Hildegard Knef verkörpert die junge Katharina,die in Petersburg mit allerlei Problemen zu kämpfen hat,allen voran ihr Gemahl Peter,der immer mehr durchknallt.
Ein kurzer historischer Streifzug der wesentlichen und bedeutenden Momente ihres Lebens werden beschrieben . . .
. . .und zwar so langweilig,dass man den Film gut so nebenher sehen kann,während man vielleicht Hausaufgaben macht,seine Katze kämmt oder sonst was.
Einzig positiv zu erwähnen sind kräftige Farben und gut gewählte,prunkvolle Kostüme,sowie ein klassischer Soundtrack,der absolut zur Thematik passt.
Ansonsten wird endlos viel geseiert,heroisch siniert und minutenlang getanzt.
Selbst in solchen Szenen wo Spannung aufkommen könnte,weil es die Story hergäbe,vergibt man durch eine fade Umsetzung sämtliche Möglichkeiten.

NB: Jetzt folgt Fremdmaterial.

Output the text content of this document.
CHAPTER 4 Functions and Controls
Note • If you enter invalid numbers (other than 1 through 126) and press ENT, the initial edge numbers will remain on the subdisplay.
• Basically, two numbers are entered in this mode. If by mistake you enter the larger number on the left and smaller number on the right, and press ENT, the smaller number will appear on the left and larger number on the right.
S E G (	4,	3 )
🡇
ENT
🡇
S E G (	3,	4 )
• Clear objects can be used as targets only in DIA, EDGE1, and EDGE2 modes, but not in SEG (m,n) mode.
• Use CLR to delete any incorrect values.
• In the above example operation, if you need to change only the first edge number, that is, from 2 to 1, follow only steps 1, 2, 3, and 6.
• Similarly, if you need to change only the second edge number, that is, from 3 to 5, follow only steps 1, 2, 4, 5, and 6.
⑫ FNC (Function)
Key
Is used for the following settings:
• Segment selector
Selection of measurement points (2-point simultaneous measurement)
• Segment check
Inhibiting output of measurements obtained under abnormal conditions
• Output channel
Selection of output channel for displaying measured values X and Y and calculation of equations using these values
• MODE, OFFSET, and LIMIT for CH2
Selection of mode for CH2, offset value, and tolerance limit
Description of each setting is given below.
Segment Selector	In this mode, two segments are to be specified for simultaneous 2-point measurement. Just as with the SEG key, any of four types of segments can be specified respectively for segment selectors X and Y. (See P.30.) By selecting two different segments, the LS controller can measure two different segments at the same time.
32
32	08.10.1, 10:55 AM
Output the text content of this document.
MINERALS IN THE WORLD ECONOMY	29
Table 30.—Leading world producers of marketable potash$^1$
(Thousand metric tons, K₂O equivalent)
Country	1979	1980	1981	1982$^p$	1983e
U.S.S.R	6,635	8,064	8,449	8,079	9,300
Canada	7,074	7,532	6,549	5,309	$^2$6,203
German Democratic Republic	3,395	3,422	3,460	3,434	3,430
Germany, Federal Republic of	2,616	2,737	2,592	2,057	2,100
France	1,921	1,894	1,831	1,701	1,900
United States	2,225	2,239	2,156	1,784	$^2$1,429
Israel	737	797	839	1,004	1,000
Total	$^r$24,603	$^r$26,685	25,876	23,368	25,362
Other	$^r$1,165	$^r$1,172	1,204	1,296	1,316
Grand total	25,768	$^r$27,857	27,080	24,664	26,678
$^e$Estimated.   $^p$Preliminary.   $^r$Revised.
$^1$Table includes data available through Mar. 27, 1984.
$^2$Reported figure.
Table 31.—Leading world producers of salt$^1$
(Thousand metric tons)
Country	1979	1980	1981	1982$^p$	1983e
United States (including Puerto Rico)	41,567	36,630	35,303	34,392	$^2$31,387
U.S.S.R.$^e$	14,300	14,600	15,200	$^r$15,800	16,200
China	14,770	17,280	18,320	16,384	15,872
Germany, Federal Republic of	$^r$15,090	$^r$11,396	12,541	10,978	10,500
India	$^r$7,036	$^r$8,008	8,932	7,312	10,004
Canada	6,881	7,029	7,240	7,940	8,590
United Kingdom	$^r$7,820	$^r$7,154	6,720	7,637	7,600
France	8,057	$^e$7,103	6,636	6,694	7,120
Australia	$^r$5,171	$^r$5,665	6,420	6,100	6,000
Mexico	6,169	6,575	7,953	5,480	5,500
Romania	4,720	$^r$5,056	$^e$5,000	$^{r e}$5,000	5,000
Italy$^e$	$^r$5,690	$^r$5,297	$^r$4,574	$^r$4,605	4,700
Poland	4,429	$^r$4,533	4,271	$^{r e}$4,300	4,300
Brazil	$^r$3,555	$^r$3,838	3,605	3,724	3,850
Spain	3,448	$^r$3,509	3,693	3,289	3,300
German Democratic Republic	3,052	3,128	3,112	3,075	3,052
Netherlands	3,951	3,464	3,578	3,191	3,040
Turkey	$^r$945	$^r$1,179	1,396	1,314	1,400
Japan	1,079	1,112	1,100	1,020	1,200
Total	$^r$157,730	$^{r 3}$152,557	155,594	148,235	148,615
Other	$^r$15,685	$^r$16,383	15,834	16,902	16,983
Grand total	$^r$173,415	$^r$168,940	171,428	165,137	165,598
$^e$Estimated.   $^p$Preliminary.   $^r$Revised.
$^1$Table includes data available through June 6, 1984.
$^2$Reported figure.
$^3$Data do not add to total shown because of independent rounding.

Zudem halte ich Hildegard Knef in der Rolle der großherzigen Katharina für eine absolute Fehlbesetzung,sie wirkt auf mich stets verbissen und angezickt.Geht gar nicht.
Die übrigen Darsteller wirken zwar etwas hölzern,sind aber zumindest bemüht sich mit schwülstigen Dialogen in das Geschehen einzubringen.
In den letzten 10 Minuten bekommt man dann doch noch eine Schlacht serviert,die zumindest ein wenig aufwendiger ist als der Rest des Streifens.
Lieber eine modernere Umsetzung anschauen,denn der historische Stoff gibt durchaus mehr her als dieser enttäuschende Versuch.